B. Relevansi Nestorianisme Bagi Gereja-Gereja di Indonesia

Harus diakui bahwa sampai saat ini gereja-gereja di Indonesia belum dapat mandiri secara penuh dalam berteologi. Artinya, dalam menyikapi berbagai persolan teologis di tengah-tengah bangsa yang beragam budaya, gereja nampaknya masih bergantung pada teologi-teologi Barat. Demikain halnya untuk memahami Kristologi, gereja Indonesia tidak dapat melepaskan diri dari teologi Barat yang telah lama dihidupi. Namun gereja semestinya harus tetap mengambil sikap terhadap Kristologi Nestorianisme. Hal yang penting untuk dipertimbangkan adalah bahwa Nestorianisme sangat ekstrim menekankan pemisahan antara ke-Allah-an dan kemanusiaan Kristus. Dimana Nestorianisme lebih menekankan kemanusiaan Kristus

Jika hal ini diterapkan di Indoneisa maka akan berimbas pada munculnya pengertian baru yang dapat mengaburkan kepercayaan akan penebusan yang dilakukan oleh Allah yang sejati melalui Kristus. Artinya gereja menghadapi masalah tentang pokok yang sentral dalam kekristenan. Dengan demikian paham Kristologi Nestorianisme yang menekankan pemisahan tersebut tidak dapat diterima di Indonesia.

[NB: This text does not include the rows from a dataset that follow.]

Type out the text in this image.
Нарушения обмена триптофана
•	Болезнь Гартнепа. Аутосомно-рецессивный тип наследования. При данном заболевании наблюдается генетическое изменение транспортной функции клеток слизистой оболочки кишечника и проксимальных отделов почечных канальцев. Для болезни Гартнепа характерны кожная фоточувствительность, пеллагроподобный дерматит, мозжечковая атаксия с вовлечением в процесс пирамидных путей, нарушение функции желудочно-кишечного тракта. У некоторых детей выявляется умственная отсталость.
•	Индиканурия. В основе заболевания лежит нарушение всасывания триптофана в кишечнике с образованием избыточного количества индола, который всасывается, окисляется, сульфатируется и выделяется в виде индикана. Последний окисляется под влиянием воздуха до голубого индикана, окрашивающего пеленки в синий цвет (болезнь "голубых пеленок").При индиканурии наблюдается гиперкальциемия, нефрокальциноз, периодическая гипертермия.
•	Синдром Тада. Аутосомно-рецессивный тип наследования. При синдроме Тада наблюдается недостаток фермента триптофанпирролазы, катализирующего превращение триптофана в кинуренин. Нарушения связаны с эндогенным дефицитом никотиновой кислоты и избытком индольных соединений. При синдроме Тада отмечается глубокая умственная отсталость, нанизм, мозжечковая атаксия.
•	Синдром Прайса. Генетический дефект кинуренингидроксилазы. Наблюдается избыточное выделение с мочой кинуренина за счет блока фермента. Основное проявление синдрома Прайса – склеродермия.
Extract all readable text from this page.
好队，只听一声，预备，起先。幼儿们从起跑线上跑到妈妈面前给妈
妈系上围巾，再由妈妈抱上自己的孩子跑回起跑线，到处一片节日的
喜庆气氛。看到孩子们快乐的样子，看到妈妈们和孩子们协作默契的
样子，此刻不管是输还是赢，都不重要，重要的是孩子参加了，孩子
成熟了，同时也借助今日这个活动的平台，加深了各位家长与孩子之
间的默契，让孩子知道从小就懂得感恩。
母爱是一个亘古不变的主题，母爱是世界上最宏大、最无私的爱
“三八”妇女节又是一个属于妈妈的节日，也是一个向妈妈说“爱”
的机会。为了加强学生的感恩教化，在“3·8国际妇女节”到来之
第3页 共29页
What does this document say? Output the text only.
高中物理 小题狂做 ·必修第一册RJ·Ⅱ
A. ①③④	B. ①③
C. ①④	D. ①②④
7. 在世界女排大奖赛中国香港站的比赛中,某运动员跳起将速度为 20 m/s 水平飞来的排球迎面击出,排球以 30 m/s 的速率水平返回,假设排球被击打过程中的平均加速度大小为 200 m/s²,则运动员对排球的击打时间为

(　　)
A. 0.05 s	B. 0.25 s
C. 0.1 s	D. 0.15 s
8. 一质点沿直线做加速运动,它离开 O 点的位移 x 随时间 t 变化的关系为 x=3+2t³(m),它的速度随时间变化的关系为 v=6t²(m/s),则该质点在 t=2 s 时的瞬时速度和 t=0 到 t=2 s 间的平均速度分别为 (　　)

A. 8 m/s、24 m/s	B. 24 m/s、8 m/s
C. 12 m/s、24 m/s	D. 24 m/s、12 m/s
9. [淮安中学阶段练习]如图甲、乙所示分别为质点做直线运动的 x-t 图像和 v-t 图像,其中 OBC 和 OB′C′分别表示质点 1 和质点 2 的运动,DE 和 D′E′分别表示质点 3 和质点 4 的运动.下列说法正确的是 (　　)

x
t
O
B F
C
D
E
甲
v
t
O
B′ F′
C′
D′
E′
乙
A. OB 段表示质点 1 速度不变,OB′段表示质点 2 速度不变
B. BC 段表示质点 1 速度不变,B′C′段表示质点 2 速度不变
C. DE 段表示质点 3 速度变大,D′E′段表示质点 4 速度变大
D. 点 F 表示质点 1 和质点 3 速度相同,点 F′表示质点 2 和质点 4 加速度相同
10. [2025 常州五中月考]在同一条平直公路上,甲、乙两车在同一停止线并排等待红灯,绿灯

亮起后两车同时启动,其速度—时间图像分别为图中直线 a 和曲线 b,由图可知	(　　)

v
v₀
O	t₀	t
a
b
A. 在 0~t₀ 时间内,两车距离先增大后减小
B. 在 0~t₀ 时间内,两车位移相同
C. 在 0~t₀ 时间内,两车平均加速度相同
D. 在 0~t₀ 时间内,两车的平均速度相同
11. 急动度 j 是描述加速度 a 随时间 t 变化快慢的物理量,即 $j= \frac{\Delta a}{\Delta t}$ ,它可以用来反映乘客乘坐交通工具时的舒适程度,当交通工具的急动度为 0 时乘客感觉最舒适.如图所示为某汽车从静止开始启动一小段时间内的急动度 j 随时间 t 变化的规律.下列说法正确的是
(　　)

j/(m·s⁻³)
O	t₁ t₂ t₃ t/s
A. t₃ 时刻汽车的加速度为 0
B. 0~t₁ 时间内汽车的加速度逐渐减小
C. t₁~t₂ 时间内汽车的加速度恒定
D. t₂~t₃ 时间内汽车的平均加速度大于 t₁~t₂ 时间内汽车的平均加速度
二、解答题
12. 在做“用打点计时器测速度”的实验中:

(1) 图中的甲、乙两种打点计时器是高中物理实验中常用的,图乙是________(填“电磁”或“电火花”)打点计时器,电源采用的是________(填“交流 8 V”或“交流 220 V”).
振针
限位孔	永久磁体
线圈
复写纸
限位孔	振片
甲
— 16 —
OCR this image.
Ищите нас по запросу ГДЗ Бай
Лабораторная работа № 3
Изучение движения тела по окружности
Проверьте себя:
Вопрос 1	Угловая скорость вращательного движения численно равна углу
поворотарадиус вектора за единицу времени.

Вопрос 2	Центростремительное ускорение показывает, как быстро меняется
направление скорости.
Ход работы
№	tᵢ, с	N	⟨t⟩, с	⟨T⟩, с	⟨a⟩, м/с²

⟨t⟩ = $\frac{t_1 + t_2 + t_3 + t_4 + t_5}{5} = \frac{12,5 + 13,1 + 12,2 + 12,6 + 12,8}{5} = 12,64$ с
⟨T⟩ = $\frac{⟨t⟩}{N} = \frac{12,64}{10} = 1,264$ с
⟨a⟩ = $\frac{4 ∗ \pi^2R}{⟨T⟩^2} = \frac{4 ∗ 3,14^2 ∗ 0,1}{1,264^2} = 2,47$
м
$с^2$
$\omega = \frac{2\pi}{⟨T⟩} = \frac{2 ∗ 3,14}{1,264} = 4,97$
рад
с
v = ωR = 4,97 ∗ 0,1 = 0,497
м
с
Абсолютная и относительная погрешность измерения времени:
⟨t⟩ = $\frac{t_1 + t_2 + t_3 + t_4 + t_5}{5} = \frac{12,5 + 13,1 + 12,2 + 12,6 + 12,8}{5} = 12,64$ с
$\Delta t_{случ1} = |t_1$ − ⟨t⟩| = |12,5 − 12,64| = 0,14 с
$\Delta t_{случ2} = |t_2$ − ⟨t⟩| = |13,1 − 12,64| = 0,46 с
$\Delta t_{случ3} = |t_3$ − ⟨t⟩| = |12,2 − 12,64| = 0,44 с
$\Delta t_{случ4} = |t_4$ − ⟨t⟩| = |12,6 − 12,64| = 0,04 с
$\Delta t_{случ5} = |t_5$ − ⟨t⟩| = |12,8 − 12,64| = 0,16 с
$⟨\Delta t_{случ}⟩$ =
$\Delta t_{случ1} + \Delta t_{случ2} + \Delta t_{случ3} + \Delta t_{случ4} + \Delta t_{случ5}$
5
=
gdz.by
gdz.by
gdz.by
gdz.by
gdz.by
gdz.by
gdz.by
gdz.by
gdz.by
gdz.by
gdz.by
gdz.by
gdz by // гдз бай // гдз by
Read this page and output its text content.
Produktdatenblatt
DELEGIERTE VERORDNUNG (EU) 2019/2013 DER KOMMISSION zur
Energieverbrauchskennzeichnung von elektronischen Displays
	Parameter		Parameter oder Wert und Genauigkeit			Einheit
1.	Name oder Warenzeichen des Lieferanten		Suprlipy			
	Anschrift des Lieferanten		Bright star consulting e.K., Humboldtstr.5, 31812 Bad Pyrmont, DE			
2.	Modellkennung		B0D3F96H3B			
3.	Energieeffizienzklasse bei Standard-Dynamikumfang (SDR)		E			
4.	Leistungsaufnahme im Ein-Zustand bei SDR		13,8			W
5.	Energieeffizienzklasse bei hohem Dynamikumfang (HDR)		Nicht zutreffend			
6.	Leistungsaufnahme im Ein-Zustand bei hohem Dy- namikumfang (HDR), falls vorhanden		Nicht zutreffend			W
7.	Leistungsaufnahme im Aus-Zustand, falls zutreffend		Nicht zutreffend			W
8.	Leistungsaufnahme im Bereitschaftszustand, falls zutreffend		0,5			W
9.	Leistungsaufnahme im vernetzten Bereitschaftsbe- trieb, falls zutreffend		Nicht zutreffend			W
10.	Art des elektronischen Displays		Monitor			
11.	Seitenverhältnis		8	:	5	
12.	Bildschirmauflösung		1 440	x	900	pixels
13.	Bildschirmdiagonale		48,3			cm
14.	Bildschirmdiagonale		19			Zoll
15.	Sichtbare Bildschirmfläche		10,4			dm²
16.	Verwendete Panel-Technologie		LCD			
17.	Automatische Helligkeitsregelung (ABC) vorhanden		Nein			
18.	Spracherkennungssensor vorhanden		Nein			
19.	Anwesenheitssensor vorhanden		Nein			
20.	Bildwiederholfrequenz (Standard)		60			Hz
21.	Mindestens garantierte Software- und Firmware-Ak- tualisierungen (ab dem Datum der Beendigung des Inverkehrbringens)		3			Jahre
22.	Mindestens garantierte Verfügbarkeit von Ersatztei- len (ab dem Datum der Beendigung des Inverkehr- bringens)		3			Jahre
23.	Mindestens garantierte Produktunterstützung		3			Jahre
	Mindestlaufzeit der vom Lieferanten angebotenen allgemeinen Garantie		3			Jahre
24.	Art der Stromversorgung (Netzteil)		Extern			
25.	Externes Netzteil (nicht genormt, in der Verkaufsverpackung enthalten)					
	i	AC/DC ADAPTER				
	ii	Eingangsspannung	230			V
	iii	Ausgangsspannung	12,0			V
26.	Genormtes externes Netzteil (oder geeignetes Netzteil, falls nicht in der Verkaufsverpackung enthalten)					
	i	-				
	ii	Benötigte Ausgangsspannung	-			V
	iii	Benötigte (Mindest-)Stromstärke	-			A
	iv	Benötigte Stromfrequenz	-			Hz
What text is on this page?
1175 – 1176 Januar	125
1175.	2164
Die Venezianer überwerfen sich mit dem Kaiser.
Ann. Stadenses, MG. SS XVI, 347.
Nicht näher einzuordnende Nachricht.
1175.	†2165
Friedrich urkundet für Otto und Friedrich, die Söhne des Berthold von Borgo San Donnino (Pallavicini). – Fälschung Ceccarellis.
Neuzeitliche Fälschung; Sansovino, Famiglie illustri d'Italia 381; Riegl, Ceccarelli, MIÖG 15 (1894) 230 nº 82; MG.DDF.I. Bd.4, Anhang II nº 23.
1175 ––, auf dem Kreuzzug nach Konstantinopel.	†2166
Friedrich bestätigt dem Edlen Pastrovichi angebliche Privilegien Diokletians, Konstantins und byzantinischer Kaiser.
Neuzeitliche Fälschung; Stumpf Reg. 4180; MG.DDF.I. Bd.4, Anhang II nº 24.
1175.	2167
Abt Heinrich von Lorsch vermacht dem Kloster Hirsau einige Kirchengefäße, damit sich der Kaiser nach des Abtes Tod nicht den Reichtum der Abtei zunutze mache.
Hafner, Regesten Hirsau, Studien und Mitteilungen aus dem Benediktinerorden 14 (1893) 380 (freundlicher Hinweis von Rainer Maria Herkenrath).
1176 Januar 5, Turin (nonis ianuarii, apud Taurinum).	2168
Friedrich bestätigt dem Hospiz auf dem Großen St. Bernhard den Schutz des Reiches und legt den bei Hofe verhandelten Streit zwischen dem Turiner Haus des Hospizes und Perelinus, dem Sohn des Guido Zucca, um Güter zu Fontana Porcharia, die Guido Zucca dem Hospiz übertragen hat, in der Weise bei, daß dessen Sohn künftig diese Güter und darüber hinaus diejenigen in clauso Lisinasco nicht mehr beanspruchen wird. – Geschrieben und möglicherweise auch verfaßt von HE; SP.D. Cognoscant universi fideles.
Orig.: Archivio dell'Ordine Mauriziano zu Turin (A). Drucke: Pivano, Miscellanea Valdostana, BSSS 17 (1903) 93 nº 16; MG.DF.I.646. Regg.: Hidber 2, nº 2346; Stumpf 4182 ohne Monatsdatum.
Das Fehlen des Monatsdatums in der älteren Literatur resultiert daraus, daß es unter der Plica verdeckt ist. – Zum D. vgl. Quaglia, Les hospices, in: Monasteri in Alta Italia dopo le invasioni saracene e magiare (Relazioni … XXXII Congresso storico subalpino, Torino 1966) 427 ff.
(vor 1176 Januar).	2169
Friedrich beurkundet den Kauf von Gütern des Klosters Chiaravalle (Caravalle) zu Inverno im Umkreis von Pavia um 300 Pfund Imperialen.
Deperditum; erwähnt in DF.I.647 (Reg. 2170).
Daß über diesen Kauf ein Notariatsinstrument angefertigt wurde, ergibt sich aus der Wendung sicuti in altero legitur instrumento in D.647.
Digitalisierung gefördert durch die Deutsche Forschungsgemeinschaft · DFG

Hal lain yang semestinya digumuli adalah tentang doktrin Kristologinya. Gereja Indonesia tidak dapat memberikan penilaian salah-benarnya teologi Kristologi Nestorianme, karena setiap teologi lahir atas latar belakang sejarah. Demikian untuk gereja di Indonesia, dapat membangun teologi secara kontekstual dengan memperhatikan kebutuhan konteks di Indonesia.

Namun ada hal menarik yang dapat diadopsi dari kelompok ini. Dalam penyebaran misinya, kaum awam dapat memberikan kontribusi yang besar dalam gerakan misi yang dilakukan. Keyakinan yang kuat dari pengikutnya terhadap doktrin, secara aktif telah menyemangati mereka untuk melakukan peginjilan. Jika dilihat bahwa kenyataan yang ada di Indonesia, menyiratkan bahwa warga gereja masih cenderung berlaku pasif terhadap penginjilan. Pola pikir warga Gereja belum berubah, dimana tugas penginjilan di berikan proporsi yang besar hanya kepada para misonaris dan hamba-hamba Tuhan. Artinya belum muncul kesadaran dari dalam diri jemaat untuk memotifasi diri sendiri untuk turut terlibat dalam penginjilan.



[1] F. D. Wellem, Riwayat Hidup Singkat. Jakarta: BPK Gunung Mulia 2003. p 141.

[2] Ibid. p142

[3] Ibid. p143.

[4] A. Kenneth Curtis,dkk.”100 Peristiwa Penting dalam Sejarah Gereja” Jakarta: BPK Gunung Mulia p. 33

[5] Jon Culver. “Silabus Sejarah Gereja UmumBandung: Institut Alkitab Tiranus p. 69

[6] Klaus Wetzel. “Kompendium Sejarah Gereja AsiaMalang: Yayasan Penerbit Gandum Mas. p 56.

[7] Ibid. p57

[8] Ibid. p58

1 komentar:

Unknown mengatakan...

Apa maksud anda menulis: "Gereja Aleksandria yang dipengaruhi oleh filsafat Yunani menekankan keillahian Kristus..."? Filsafat Yunani apa ini maksudnya? Bukannya justru Nestorian itu menganut filsafat Yunani Hercules dan itu nya?